„Verschwörungstheoretiker spielen in derselben Liga wie Hellseher, Astrologen und Gurus“

Telepolis, 25.08.2018

Ein Interview über Verschwörungstheorien, den Zauber der Illusion und die Taktik der Kommunikationsguerilla mit den Mitgliedern des Autorenkollektivs Wu Ming

Bei Wu Ming handelt es sich um ein 2000 gegründetes und ursprünglich aus fünf anonymen Personen bestehendes Autorenkollektiv, das sich den neuen sozialen Bewegungen zurechnet. Die Gruppe ging aus dem Luther Blissett Project hervor, in dem mit Praktiken der Kommunikationsguerilla experimentiert wurde – und das den international viel beachteten Roman Q verfasste.

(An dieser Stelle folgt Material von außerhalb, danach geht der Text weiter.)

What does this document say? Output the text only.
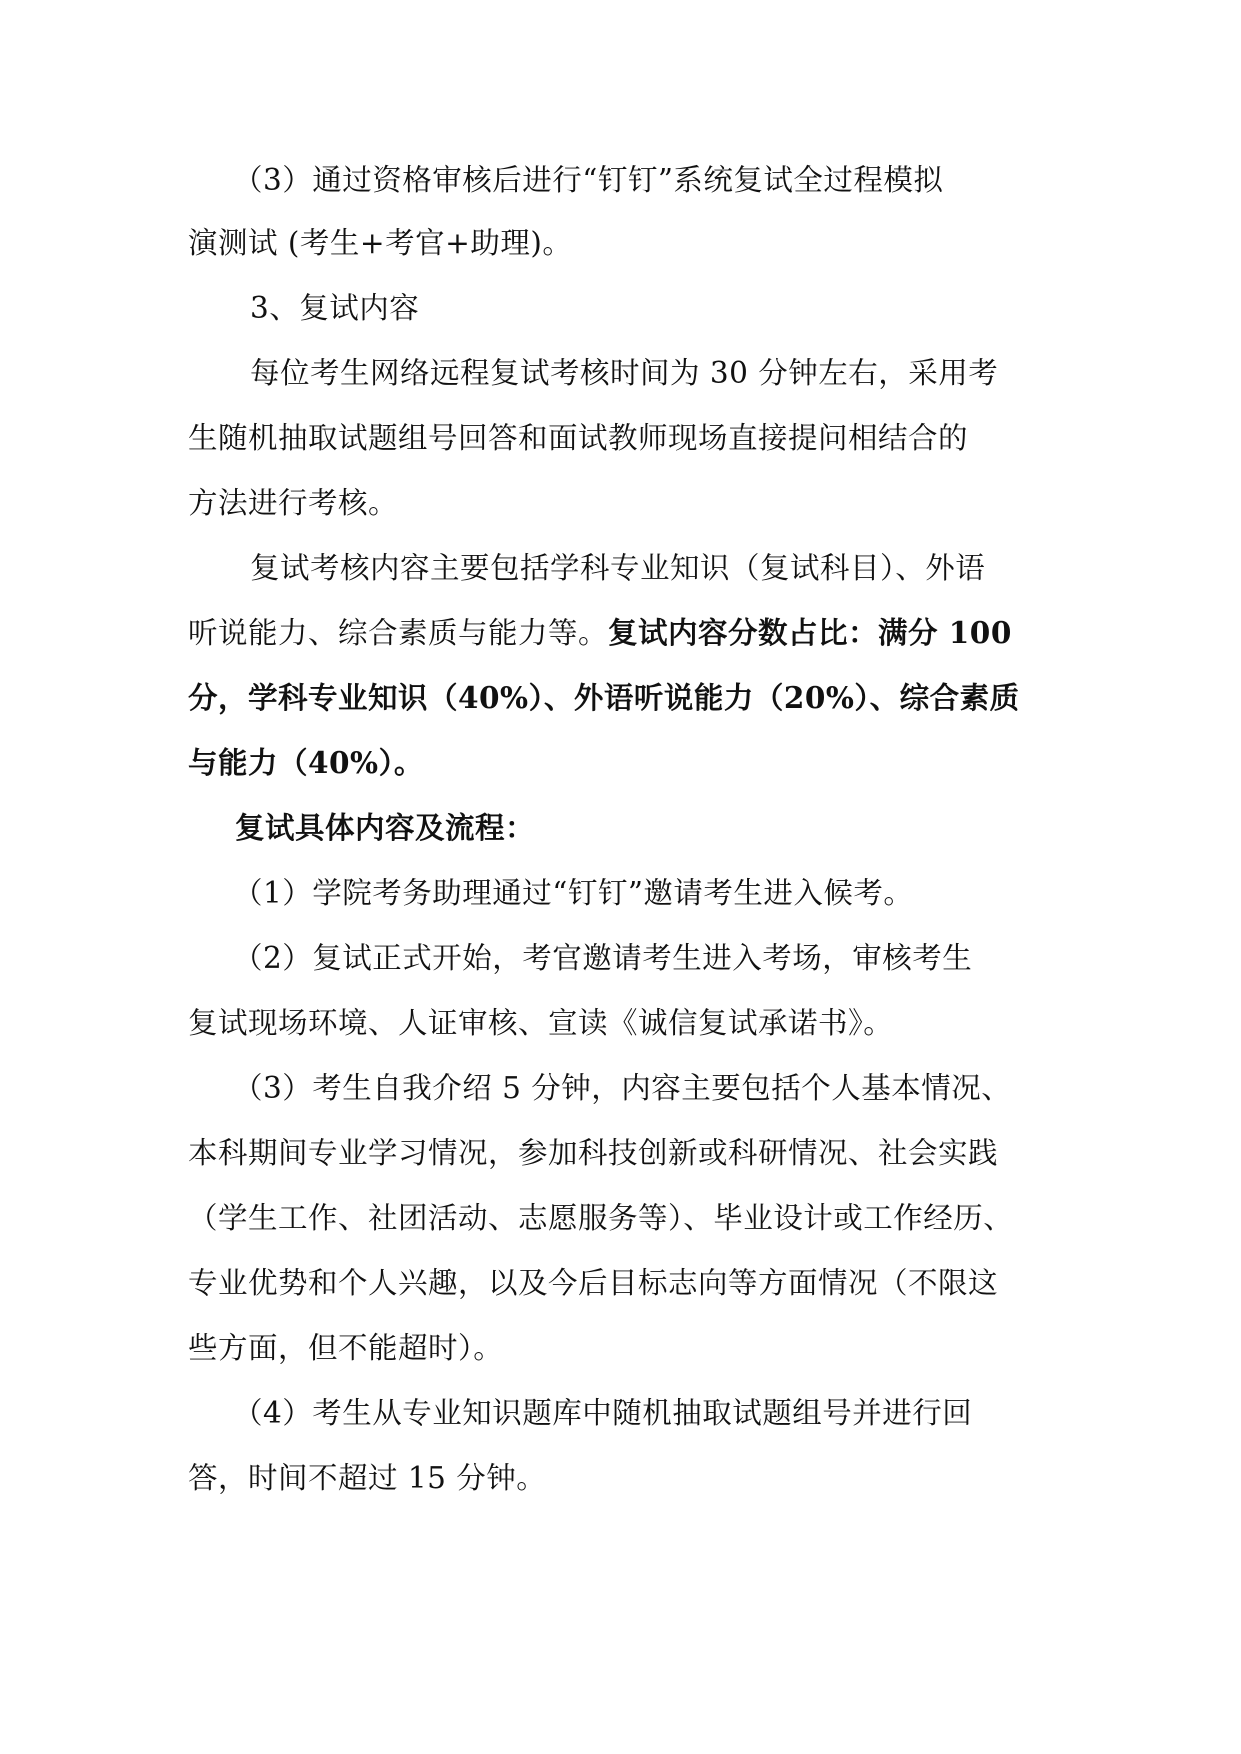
（3）通过资格审核后进行“钉钉”系统复试全过程模拟
演测试 (考生+考官+助理)。
3、复试内容
每位考生网络远程复试考核时间为 30 分钟左右，采用考
生随机抽取试题组号回答和面试教师现场直接提问相结合的
方法进行考核。
复试考核内容主要包括学科专业知识（复试科目）、外语
听说能力、综合素质与能力等。复试内容分数占比：满分 100
分，学科专业知识（40%）、外语听说能力（20%）、综合素质
与能力（40%）。
复试具体内容及流程：
（1）学院考务助理通过“钉钉”邀请考生进入候考。
（2）复试正式开始，考官邀请考生进入考场，审核考生
复试现场环境、人证审核、宣读《诚信复试承诺书》。
（3）考生自我介绍 5 分钟，内容主要包括个人基本情况、
本科期间专业学习情况，参加科技创新或科研情况、社会实践
（学生工作、社团活动、志愿服务等）、毕业设计或工作经历、
专业优势和个人兴趣，以及今后目标志向等方面情况（不限这
些方面，但不能超时）。
（4）考生从专业知识题库中随机抽取试题组号并进行回
答，时间不超过 15 分钟。
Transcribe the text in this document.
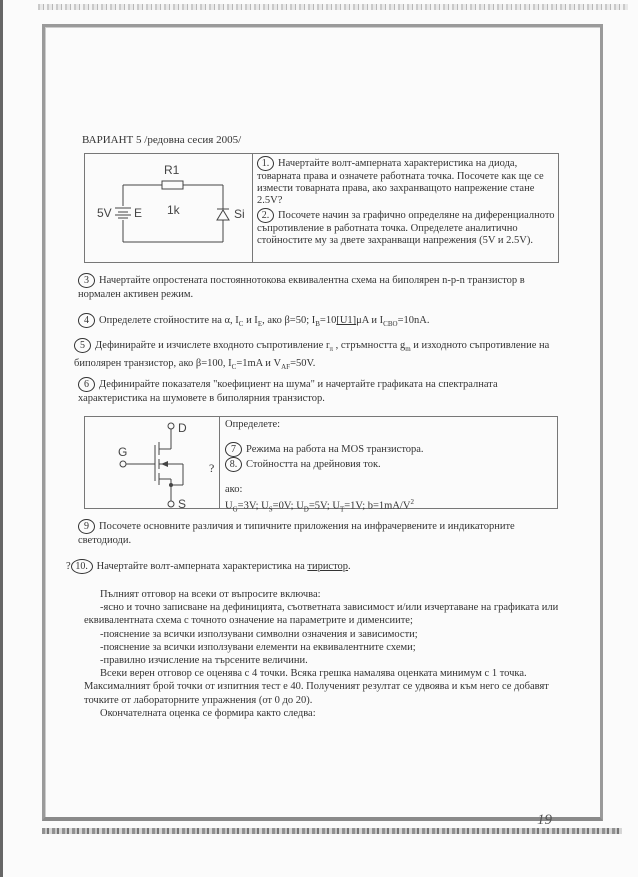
19
ВАРИАНТ 5 /редовна сесия 2005/
5V E
R1
1k	Si
1. Начертайте волт-амперната характеристика на диода, товарната права и означете работната точка. Посочете как ще се измести товарната права, ако захранващото напрежение стане 2.5V?
2. Посочете начин за графично определяне на диференциалното съпротивление в работната точка. Определете аналитично стойностите му за двете захранващи напрежения (5V и 2.5V).
3 Начертайте опростената постояннотокова еквивалентна схема на биполярен n-p-n транзистор в нормален активен режим.
4 Определете стойностите на α, $I_C$ и $I_E$, ако β=50; $I_B=10[U1]\mu A$ и $I_{CBO}=10nA$.
5 Дефинирайте и изчислете входното съпротивление $r_\pi$ , стръмността $g_m$ и изходното съпротивление на биполярен транзистор, ако β=100, $I_C=1mA$ и $V_{AF}=50V$.
6 Дефинирайте показателя "коефициент на шума" и начертайте графиката на спектралната характеристика на шумовете в биполярния транзистор.
D
G
S
?
Определете:
7 Режима на работа на MOS транзистора.
8. Стойността на дрейновия ток.
ако:
$U_G=3V$; $U_S=0V$; $U_D=5V$; $U_T=1V$; $b=1mA/V^2$
9 Посочете основните различия и типичните приложения на инфрачервените и индикаторните светодиоди.
? 10. Начертайте волт-амперната характеристика на тиристор.

Пълният отговор на всеки от въпросите включва:

-ясно и точно записване на дефиницията, съответната зависимост и/или изчертаване на графиката или еквивалентната схема с точното означение на параметрите и дименсиите;

-пояснение за всички използувани символни означения и зависимости;

-пояснение за всички използувани елементи на еквивалентните схеми;

-правилно изчисление на търсените величини.

Всеки верен отговор се оценява с 4 точки. Всяка грешка намалява оценката минимум с 1 точка. Максималният брой точки от изпитния тест е 40. Полученият резултат се удвоява и към него се добавят точките от лабораторните упражнения (от 0 до 20).

Окончателната оценка се формира както следва:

Frage: Es ereignen sich derzeit merkwürdige Dinge in den sozialen Netzwerken, die von rechten Gruppen frequentiert werden, wie etwa 4chan – selbst wenn man die niedrigen Standards der extremen Rechten bedenkt. Eine bizarre Verschwörungstheorie, einfach „Q“ oder QAnon genannt, gewinnt an Zugkraft. „Q“ ist auch der Titel eines Ihrer bekanntesten Werke. „Q“ behauptet auf 4chan unter anderem, dass Donald Trump als wahrer amerikanischer Held in einen titanischen Kampf gegen eine globale Verschwörung verwickelt ist, hinter der eine mächtige pädophile Organisation steht. Haben Sie als Wu Ming diese Verschwörungstheorie durch Taktiken der Kommunikationsguerilla provoziert?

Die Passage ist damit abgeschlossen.